Dalam pembahasan terkait komunikator digital ini kemudian kesan memperoleh perhatian dan garis tebal. Kesan memegang kendali penting, terlebih ketika dikaitkan dengan era yang berlaku. Sebagaimana sering disinggung, era realitas aktual jadi kabur oleh peran komunikator digital. Keberadaannya digeser jadi realitas post-truth—suatu realitas yang berkembang manakala kebenaran tak lagi taat pada substansi kebenaran itu sendiri, tetapi pada luasnya dukungan terhadap sesuatu yang dianggap benar. Kesan inilah yang akhirnya digunakan sebagai patokan kebenaran. Sesuatu yang tampak didukung dan luas diterima, akhirnya diringkas sebagai kebenaran.
Maka, tak mengherankan dalam meraih dominasi ekonomi-politik, pikiran pertama yang muncul alih-alih pada pengetahuan bersaing yang lazim. Pikiran pertama para operator ekonomi -politik hari ini berupa pengerahan komunikator digital. Mereka yang dikerahkan utamanya para buzzer. Buzzer lewat wahana follower-nya mampu mengonstruksi opini baru, bahkan melawan opini lama yang telah kokoh diterima. Pengetahuan tentang bumi bulat, pentingnya vaksin, maupun manfaat telur bagi kesehatan goyah oleh mekanisme ini. Kerja buzzer layaknya hempasan air pada kokohnya karang di tengah samudra. Konsistensi sapuan pada titik yang sama lambat laun merontokkan kekokohan. Sesuai prinsip agitasi: kebohongan yang dinyatakan terus-menerus akan diterima sebagai kebenaran pada akhirnya. Daya besar yang konsisten bakal mengubah kuatnya pendapat. Begitu yang berlaku.
Hal ini berbeda dengan influencer maupun endorser. Mereka memerlukan waktu yang lebih panjang untuk mencapai hasilnya. Keharusan membangun kerja yang berciri kualitatif menimbulkan adanya kompleksitas tambahan, seperti dalam menentukan influencer maupun endorser yang punya karakteristik follower sesuai dengan opini yang hendak dibangun. Demikian pula perlu strategi pesan yang sesuai dengan karakteristik follower. Karenanya, jika yang diharapkan adalah kecepatan hasil, pelibatan buzzer dapat ditempuh sebagai jalan pintas.

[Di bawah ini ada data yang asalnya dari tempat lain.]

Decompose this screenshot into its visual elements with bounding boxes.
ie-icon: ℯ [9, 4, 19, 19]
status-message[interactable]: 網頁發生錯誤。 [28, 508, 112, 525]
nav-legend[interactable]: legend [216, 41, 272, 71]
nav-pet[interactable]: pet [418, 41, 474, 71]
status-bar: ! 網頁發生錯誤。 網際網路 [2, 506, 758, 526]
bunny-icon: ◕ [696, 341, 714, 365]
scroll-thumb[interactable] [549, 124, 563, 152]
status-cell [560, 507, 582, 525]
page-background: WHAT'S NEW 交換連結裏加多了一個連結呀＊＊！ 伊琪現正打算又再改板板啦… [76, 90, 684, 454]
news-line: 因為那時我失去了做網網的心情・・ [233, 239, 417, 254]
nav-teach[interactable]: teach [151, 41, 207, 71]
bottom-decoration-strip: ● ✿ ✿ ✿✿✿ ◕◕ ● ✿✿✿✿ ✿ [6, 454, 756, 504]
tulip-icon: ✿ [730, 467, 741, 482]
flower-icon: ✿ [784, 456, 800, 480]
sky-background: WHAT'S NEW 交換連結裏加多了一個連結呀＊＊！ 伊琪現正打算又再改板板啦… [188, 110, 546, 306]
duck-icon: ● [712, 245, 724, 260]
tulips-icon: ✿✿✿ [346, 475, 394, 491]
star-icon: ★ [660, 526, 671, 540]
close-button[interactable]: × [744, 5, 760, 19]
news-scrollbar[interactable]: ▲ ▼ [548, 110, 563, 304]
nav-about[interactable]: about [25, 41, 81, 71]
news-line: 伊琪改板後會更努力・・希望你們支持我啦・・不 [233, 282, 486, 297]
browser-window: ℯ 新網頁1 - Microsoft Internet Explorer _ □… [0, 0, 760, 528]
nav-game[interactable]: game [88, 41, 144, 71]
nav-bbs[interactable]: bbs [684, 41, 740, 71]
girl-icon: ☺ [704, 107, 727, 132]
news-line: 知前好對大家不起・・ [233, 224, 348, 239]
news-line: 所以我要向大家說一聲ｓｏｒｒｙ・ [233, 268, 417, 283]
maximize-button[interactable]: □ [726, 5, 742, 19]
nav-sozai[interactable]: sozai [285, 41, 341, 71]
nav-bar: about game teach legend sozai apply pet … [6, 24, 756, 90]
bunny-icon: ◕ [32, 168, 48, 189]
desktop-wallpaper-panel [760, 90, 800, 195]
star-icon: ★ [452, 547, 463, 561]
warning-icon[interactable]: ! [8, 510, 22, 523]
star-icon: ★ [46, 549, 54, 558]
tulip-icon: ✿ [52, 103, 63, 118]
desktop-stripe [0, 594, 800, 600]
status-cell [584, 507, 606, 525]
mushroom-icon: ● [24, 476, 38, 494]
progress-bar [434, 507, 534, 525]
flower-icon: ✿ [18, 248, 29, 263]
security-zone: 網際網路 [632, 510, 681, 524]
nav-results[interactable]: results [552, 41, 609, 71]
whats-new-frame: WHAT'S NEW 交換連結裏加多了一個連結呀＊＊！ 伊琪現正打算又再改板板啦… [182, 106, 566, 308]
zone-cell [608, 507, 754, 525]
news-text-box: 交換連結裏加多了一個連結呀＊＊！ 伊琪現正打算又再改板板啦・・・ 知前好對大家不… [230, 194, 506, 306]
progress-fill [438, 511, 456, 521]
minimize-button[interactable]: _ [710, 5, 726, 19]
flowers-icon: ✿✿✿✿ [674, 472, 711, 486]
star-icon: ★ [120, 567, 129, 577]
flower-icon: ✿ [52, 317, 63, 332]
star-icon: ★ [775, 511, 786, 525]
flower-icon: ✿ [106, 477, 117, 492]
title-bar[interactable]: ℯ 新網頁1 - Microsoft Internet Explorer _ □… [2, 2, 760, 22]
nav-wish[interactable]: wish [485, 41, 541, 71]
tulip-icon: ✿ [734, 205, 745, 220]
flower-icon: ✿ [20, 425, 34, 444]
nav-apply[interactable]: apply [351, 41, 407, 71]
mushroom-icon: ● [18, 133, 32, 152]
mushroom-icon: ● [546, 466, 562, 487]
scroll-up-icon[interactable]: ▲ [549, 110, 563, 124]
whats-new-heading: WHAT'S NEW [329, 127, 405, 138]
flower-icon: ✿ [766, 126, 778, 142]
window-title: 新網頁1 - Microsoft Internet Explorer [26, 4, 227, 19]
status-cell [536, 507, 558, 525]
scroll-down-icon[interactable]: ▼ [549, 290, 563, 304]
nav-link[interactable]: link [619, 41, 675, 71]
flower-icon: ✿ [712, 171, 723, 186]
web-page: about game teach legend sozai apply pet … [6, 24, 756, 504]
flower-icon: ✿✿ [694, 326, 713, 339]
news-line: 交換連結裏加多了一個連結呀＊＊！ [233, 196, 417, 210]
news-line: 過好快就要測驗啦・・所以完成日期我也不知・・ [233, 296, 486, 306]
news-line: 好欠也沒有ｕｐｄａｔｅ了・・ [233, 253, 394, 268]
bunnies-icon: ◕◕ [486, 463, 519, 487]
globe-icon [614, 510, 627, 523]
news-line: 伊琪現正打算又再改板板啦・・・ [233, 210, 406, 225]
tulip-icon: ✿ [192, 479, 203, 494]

Maka, dalam penelusuran seksama: berbagai produk ekonomi maupun politik yang beredar di tengah masyarakat yang intensif memanfaatkan medium digital tak akan lepas dari peran buzzer. Demikian pun dengan produk yang tak jadi masuk arena. Asumsinya, produk yang beredar telah melewati mekanisme “pengujian kebenaran” untuk layak diterima. Maka produk yang beredar adalah produk yang telah dinyatakan benar. Sementara, yang tak jadi masuk ke tengah masyarakat akibat proses yang sebaliknya.
Maka, jadi persoalan besar saat suatu proses melibatkan buzzer. Profesi ini pada hakikatnya tak peduli pada kebenaran substansial. Tugas terpenting yang harus dijalankan adalah mendorong pendapat agar memperoleh dukungan. Besarnya dukungan adalah indikasi kebenaran yang dihasilkan. Substansinya, lain perkara. Maka tak heran, produk yang tampaknya layak beredar, termasuk produk ekonomi maupun politik, di tengah masyarakat hari ini tak jarang kinerjanya mengecewakan. Yang ditunjukkan berbeda dari yang beredar lewat medium komunikasi. Harapan yang terlanjur membesar terbentuk dari dukungan yang diproduksi para buzzer. Itukah yang sedang terjadi pada suatu Republik hari ini?